Machine Learning — 4 (Time Series)

Gaurav Madan
6 min readDec 17, 2019

--

Analyzing Time Series Data is important for predicting various business metrics in future. Eg. Sales, Demand, # of Customer Support Calls etc.

Benefits / Uses of Time Series analysis

  • This is useful in planning for raw materials, human resources, storage capacity, costs
  • Number of people required to support customer queries by predicting # of calls expected
  • Optimal number of resources required in a particular team, by forecasting people needed in each of the team, then cross training people across processes / teams and moving them to teams where they are required.

Types of Models

  • Smoothing models
  • Time Series Models

Smoothing

1. Simple Moving Average

A simple moving average of period 3 = average of just preceding 3 months.

Problems with the SMA

  • All observations have equal effect. In reality, recent observations have more predictive power than older observations. This problem is solved by Exponential smoothing

2. Exponential Smoothing

It is an extention of Moving Average. In this case, different weightage should be given to different periods. This is based on the premise that different periods have different predictive power.
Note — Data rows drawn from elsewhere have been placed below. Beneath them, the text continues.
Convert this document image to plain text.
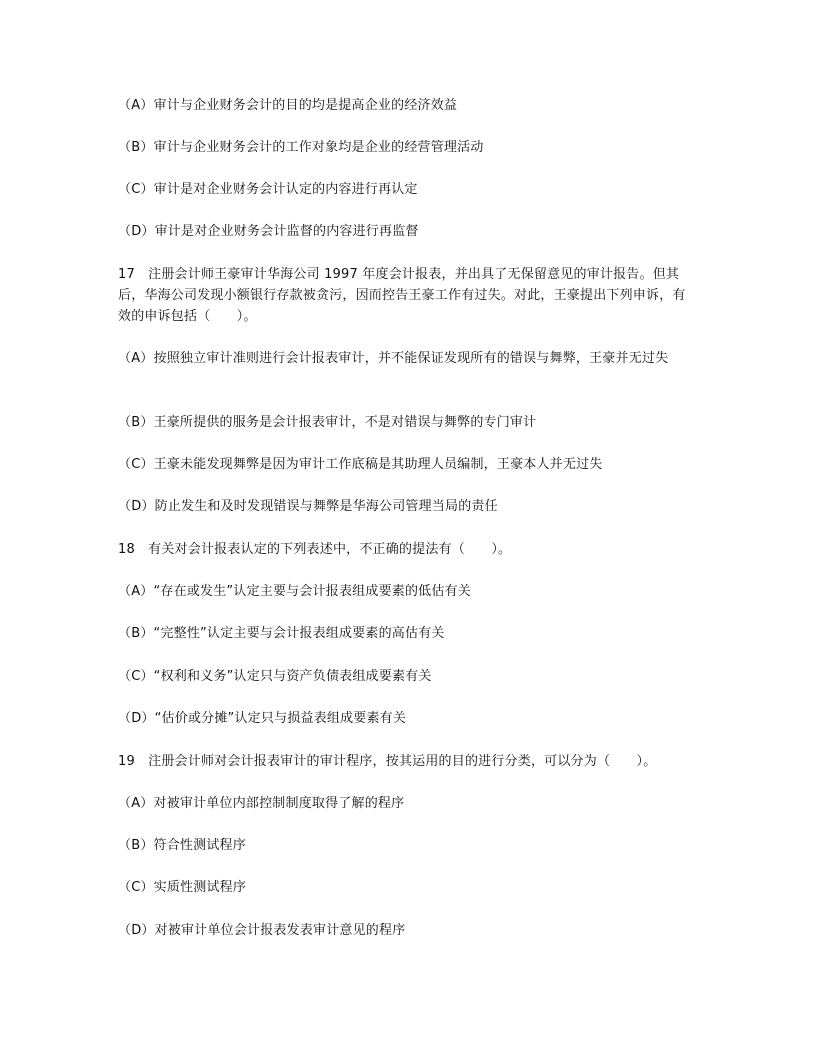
（A）审计与企业财务会计的目的均是提高企业的经济效益
（B）审计与企业财务会计的工作对象均是企业的经营管理活动
（C）审计是对企业财务会计认定的内容进行再认定
（D）审计是对企业财务会计监督的内容进行再监督
17　注册会计师王豪审计华海公司 1997 年度会计报表，并出具了无保留意见的审计报告。但其后，华海公司发现小额银行存款被贪污，因而控告王豪工作有过失。对此，王豪提出下列申诉，有效的申诉包括（　　）。
（A）按照独立审计准则进行会计报表审计，并不能保证发现所有的错误与舞弊，王豪并无过失
（B）王豪所提供的服务是会计报表审计，不是对错误与舞弊的专门审计
（C）王豪未能发现舞弊是因为审计工作底稿是其助理人员编制，王豪本人并无过失
（D）防止发生和及时发现错误与舞弊是华海公司管理当局的责任
18　有关对会计报表认定的下列表述中，不正确的提法有（　　）。
（A）“存在或发生”认定主要与会计报表组成要素的低估有关
（B）“完整性”认定主要与会计报表组成要素的高估有关
（C）“权利和义务”认定只与资产负债表组成要素有关
（D）“估价或分摊”认定只与损益表组成要素有关
19　注册会计师对会计报表审计的审计程序，按其运用的目的进行分类，可以分为（　　）。
（A）对被审计单位内部控制制度取得了解的程序
（B）符合性测试程序
（C）实质性测试程序
（D）对被审计单位会计报表发表审计意见的程序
Forecast for the first period is same as the most recent actual observation

First Forecast = Prev Actual

Prev Error = Prev Actual — Prev Forecasted

Next forecast = Prev Forecast + α * Prev Error

OR Next forecast = Prev Forecast + α * (Prev Actual — Prev Forecasted)

How to arrive at Alpha?

By calculating the MAPE — Mean absolute percentage error and then take the one which is minimum (global minima).

mape = average (abs (actual — forecasted) / actual)

In excel, use solver to minimize it. minimize mape by changing alpha (≤ 1).

The resulting alpha can be used.

Working with time series data in python

* use a date parser to process the columns contains date or month information

* make this column as the index column of the data frame

dateparse = lambda dates: pd.datetime.strptime(dates,'%Y-%m'))
data = pd.read_csv('file.txt', parse_dates = ['Month'], index_col = 'Month', dateparser = dateparse)

Volatility and Data Volumes

If you have lot of data, roll up the data

  • if the data varies by date for last 10 years, roll up to month level
  • if the data varies by products, roll up to product category level

This will help reduce volatility in data. Forecasting models work well for stable / smooth data, but not for volatile data. Rolling up provides a way to smooth data.

Components of Time Series

Key components

  • Trend
  • Cyclicality / Seasonality
  • Random Error

Additive model

Y(t) = T(t) + S(t) + E(t)

Another school of thought — Multiplicative model

Y(t) = T(t) * S(t) * E(t)

This is actually same as additive model if we take a log of Y(t)

Y(t) = Log T(t) + Log S(t) + Log E(t)

TODO: Excel decomposition of time series

Why are are trying to split the observations into components?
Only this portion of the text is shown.